The debate on Social and Didactic Farming is on the rise recently. The renewed interest is mainly linked to the need of bringing more sustainability into our socio-economic systems. The concept precisely of Sustainability into socio-economic systems embodies both the outcomes different community aim to accomplish and the contest in which people take action.
Sustainability means at least fulfilling three main achievements: satisfying economic performance, high-level environmental preservation and valuable actions for social inclusion.
Socio-economic systems means considering all elements (resources: people, natural and cultural heritage, biodiversity, seas, industries, farms, cities, financial capacity etc.) existing in the world, and related linkages connecting them with each other. To better grasp the meaning of this holistic approach to see the world, let us think at a container in which all compounding elements are scattered distributed. We can picture a growingly complex rearrangement of the scarce basic ones (raw materials) compared to the beginning. Now transpose this way of thinking into the real world and consider the earth as being the container initially made only of raw material represented by natural resources. Then use the metaphor of the container as paradigm to understand that any transformation of human hands is just a rearrangement of the natural resources by growing levels of complexity.
The word sustainability is therefore a way to say that a better organization of the natural resources should take place to get the world closer to the original state. This can hand down to the next generations fair socio-economic systems in which a decent life will be still possible.
Social and Didactic farming constitute just a dimension among the many, i.e. the multifunctionality, that is able to steer subsets of the socio-economic systems toward increased sustainability.
Let us try to comprehend how this happens.
Social Farming
To be a social farm means to conduct activities that usually are in the hands of social organizations. “Social organizations” are here referred as those organizations dealing with refugees, immigrants, former convicted, former addicted, elderly and mentally/physically challenged people to make them work. Their purpose is in fact to make them feel accepted and helped by the surrounding social environment so that they improve the quality of their life. This is a typical way to engage in valuable actions for social inclusion.
In addition, let people work in private organizations is a way to save public financial resources. For example, elderly can be valued for their know-how on traditional methods and recover crafts; immigrants, refugees, former addicted and convicted might get confident with farming and build up a passion on it, so that, moving away from their past, they become an added value for the territory.
Didactic Farming
Didactics refers to the education that people shall acquire over their lifespan. This implies that it conveys the values whereby people build up their mindset and values, ultimately making right choices and decisions. When values lead individuals to take choices and decisions supporting unsustainable behaviours, the socio-economic system they live in fails. To avoid this happening, schooling systems shall strongly address the formation of appropriates mindset and self awareness.

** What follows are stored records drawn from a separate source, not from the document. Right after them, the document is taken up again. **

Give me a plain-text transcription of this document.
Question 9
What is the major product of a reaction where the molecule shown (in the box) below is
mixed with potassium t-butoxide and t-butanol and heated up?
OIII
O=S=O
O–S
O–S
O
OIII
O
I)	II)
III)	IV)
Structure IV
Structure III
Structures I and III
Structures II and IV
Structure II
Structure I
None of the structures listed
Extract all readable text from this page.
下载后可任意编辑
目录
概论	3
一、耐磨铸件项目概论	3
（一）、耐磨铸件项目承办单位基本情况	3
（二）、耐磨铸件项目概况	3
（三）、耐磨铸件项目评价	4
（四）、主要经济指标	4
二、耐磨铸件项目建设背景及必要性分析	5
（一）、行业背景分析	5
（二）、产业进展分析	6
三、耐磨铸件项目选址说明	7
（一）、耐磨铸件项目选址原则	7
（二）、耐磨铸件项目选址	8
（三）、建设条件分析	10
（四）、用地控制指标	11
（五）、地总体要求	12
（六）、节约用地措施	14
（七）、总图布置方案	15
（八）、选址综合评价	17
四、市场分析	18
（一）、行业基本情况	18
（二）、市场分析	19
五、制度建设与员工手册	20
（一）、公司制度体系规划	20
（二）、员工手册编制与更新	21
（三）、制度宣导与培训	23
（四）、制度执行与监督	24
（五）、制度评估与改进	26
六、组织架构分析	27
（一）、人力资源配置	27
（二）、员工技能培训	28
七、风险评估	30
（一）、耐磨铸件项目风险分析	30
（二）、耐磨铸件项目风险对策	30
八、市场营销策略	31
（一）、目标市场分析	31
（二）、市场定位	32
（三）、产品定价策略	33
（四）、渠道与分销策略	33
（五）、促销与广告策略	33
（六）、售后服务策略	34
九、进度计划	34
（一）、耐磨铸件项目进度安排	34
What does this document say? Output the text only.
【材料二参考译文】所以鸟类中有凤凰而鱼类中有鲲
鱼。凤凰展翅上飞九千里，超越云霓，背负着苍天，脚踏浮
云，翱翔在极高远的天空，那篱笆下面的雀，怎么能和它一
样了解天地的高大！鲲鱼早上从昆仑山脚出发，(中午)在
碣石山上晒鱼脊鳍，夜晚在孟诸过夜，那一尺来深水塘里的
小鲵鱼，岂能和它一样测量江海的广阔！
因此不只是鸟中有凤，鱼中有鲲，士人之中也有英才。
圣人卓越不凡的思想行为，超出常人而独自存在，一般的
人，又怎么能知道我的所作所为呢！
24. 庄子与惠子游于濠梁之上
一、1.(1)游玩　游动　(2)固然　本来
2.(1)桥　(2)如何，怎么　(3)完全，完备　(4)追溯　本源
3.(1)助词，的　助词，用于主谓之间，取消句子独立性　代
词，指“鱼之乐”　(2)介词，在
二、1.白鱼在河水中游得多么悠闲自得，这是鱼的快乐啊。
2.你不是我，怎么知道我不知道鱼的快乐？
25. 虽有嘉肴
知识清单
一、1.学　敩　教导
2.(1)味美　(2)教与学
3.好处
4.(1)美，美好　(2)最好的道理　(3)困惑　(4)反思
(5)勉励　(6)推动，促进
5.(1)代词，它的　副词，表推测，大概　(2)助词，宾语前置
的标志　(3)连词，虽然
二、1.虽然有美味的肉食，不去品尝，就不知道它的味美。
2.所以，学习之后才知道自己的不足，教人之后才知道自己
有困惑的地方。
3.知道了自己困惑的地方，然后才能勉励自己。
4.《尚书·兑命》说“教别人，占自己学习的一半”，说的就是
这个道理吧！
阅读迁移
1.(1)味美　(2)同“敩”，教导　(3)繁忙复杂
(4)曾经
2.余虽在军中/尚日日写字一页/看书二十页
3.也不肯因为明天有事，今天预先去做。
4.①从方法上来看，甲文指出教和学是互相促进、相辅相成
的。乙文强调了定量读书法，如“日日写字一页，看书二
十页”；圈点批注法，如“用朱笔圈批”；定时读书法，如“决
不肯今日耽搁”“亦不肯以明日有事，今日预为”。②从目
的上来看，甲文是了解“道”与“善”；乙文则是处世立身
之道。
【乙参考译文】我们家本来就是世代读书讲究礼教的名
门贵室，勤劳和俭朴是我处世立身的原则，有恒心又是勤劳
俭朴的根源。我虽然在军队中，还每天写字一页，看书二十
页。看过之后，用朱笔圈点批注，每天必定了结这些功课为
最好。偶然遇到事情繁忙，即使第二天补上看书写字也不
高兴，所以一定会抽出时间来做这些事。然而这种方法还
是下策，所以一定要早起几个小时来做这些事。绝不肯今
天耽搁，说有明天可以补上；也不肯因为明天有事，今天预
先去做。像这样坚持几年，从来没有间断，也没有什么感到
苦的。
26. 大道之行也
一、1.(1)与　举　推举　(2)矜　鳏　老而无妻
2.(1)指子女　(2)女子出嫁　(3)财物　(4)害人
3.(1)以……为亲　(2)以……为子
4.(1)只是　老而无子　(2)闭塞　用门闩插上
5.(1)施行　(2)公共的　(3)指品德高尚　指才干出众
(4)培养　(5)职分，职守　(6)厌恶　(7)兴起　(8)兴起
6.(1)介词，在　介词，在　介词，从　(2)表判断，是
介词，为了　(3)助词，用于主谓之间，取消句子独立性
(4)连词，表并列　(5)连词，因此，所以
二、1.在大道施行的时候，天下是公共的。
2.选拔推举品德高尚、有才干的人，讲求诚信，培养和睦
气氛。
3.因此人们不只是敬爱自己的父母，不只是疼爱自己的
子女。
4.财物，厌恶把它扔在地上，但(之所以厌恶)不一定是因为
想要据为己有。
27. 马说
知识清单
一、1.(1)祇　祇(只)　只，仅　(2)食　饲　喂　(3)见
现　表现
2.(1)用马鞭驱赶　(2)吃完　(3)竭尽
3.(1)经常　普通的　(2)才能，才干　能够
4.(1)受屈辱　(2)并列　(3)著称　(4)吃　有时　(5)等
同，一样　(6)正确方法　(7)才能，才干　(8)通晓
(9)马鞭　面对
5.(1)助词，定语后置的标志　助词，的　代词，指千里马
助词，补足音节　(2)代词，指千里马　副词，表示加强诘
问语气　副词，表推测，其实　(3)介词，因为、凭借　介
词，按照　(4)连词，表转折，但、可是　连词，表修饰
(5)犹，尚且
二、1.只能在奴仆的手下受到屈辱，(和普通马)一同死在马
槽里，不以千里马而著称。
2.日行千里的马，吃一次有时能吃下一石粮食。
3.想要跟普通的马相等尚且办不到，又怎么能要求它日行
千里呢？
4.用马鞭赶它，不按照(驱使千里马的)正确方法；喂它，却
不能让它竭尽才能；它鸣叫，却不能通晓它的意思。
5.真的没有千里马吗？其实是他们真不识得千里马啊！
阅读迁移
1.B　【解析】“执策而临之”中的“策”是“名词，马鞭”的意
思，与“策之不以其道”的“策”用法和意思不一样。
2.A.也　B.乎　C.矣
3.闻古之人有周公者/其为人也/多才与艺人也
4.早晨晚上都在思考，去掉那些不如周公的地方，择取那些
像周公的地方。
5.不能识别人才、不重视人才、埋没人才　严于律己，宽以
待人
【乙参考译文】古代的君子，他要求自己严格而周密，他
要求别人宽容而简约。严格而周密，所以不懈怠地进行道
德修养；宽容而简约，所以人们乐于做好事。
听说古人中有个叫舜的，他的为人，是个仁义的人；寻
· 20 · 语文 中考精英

In the wake of this introduction to the importance of teaching for a long-term sustainability, didactic farming is a solution to encourage people to become more environmentally sustainable. This happens because the learning process let pupils strongly interact with nature in order to acquire knowledge, eventually making them respecting it since their schooling journey. Benefits to the public financial resources are evident here too. Furthermore, lower environmental impacts are highly expected in the long-run.